Hotel television is generally available either as a free to guest services, which may include local channels and satellite or cable programming, or as interactive television, which provides services such as video on demand or any other paid services including movies, music, adult content, and other services. In some cases hotel TV also means a bundle of interactive services that are made available on a guest's TV screen such as a hotel welcome screen with hotel information, hotel services, an information portal with weather, news & local attractions, video games, internet applications, internet television, movie rental services, and order & shopping for the hotel’s amenities.
Commonly a hotel television system distributing satellite television signal is known as a Satellite Master Antenna TV (SMATV) system. In an L-band distribution system television signal is sent from the satellite dish to a panel in a distribution closet to a set top box in each room which decrypts the digital signal via a coaxial network. In a Headend type system, the signal is encrypted by a Qam at the headend to prevent piracy and then distributed via a COM1000 or COM2000 from Technicolor, Code Plus from LG, or similar hotel television headend. In an IPTV system, all video, voice and data are transmitted over an internal hotel IP network.

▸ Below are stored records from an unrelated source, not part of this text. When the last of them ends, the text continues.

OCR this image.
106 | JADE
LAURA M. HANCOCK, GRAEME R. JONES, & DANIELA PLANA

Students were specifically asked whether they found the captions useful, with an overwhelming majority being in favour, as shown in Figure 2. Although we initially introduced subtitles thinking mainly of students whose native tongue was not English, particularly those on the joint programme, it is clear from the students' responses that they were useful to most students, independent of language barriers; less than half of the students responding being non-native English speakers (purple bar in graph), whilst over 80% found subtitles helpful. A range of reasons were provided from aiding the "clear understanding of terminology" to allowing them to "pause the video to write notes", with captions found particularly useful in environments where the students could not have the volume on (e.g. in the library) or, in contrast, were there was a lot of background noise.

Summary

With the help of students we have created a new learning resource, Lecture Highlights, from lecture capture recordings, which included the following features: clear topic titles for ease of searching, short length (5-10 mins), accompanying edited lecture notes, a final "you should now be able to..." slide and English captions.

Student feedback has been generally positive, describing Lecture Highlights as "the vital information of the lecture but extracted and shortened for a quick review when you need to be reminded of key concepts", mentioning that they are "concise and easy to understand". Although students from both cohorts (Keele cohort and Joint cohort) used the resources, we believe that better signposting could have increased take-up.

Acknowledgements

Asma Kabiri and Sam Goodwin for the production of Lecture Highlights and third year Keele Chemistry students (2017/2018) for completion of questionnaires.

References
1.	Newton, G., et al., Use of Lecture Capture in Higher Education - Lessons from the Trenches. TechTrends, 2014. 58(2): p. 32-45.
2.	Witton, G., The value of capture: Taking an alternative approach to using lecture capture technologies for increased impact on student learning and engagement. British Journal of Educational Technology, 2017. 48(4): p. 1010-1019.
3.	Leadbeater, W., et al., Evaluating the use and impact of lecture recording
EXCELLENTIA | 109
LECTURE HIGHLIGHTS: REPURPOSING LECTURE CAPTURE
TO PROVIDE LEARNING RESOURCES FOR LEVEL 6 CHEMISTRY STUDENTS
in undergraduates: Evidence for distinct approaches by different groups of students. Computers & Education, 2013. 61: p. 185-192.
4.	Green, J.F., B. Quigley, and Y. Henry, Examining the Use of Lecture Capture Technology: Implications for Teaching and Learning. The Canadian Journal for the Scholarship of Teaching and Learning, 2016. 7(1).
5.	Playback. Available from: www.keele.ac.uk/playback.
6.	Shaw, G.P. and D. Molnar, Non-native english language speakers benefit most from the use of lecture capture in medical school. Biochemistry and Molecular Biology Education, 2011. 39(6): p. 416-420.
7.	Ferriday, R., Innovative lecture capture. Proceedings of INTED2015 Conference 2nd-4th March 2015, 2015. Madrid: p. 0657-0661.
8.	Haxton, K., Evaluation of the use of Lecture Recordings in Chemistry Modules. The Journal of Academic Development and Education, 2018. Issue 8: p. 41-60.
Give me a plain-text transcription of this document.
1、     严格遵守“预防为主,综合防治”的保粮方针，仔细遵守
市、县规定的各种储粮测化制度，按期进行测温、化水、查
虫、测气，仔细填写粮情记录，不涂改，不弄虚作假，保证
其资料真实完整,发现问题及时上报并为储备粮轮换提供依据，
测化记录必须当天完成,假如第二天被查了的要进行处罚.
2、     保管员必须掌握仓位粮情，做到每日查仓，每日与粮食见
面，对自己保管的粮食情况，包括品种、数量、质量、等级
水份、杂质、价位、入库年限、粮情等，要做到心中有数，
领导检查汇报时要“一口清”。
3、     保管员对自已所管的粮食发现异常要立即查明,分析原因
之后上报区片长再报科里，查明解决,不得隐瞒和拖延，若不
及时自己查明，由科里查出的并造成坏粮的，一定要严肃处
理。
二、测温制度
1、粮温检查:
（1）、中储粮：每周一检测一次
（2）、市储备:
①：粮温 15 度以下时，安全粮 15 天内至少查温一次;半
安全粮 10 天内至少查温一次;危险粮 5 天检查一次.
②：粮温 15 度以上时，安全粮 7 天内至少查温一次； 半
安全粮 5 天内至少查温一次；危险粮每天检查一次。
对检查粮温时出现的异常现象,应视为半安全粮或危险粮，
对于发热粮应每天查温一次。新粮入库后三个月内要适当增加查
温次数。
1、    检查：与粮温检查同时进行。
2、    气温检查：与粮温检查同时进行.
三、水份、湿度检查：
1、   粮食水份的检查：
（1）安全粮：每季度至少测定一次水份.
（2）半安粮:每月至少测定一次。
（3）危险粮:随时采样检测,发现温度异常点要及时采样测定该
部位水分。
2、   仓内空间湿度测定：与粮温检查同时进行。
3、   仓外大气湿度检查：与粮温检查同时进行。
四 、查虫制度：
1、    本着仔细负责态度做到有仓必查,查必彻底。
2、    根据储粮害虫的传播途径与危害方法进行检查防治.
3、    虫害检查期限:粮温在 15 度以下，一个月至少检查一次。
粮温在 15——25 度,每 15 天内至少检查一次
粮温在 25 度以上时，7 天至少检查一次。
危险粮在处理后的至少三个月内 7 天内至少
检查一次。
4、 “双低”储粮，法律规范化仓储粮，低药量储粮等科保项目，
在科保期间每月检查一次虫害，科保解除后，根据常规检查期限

In a cable TV system signal may be distributed via a coaxial network to a set-top box in each room.
Satellite television, cable television and over-the-air (OTA) signals as well as locally generated programming such as hotel guest welcome screens and other hotel information and services can be distributed via an L-Band type system, COM1000 or COM2000 HD Pro:Idiom Headend from Technicolor, and Code Plus Headend from LG, or an IPTV type distribution system. In most hotels, a television signal provided by a satellite television or cable television provider or OTA antenna is transmitted over a hotel coaxial cable network. Most hotels today are wired only with coaxial cables, a big obstacle for implementing IP-based hotel television systems. Some newer hotels are pre-wired with UTP or CAT-5/6 cabling, which enables IP-based hotel television services. For hotels wired with coaxial cable, technology has emerged recently which enables some to take advantage of IP-based signal transmission over coax cables.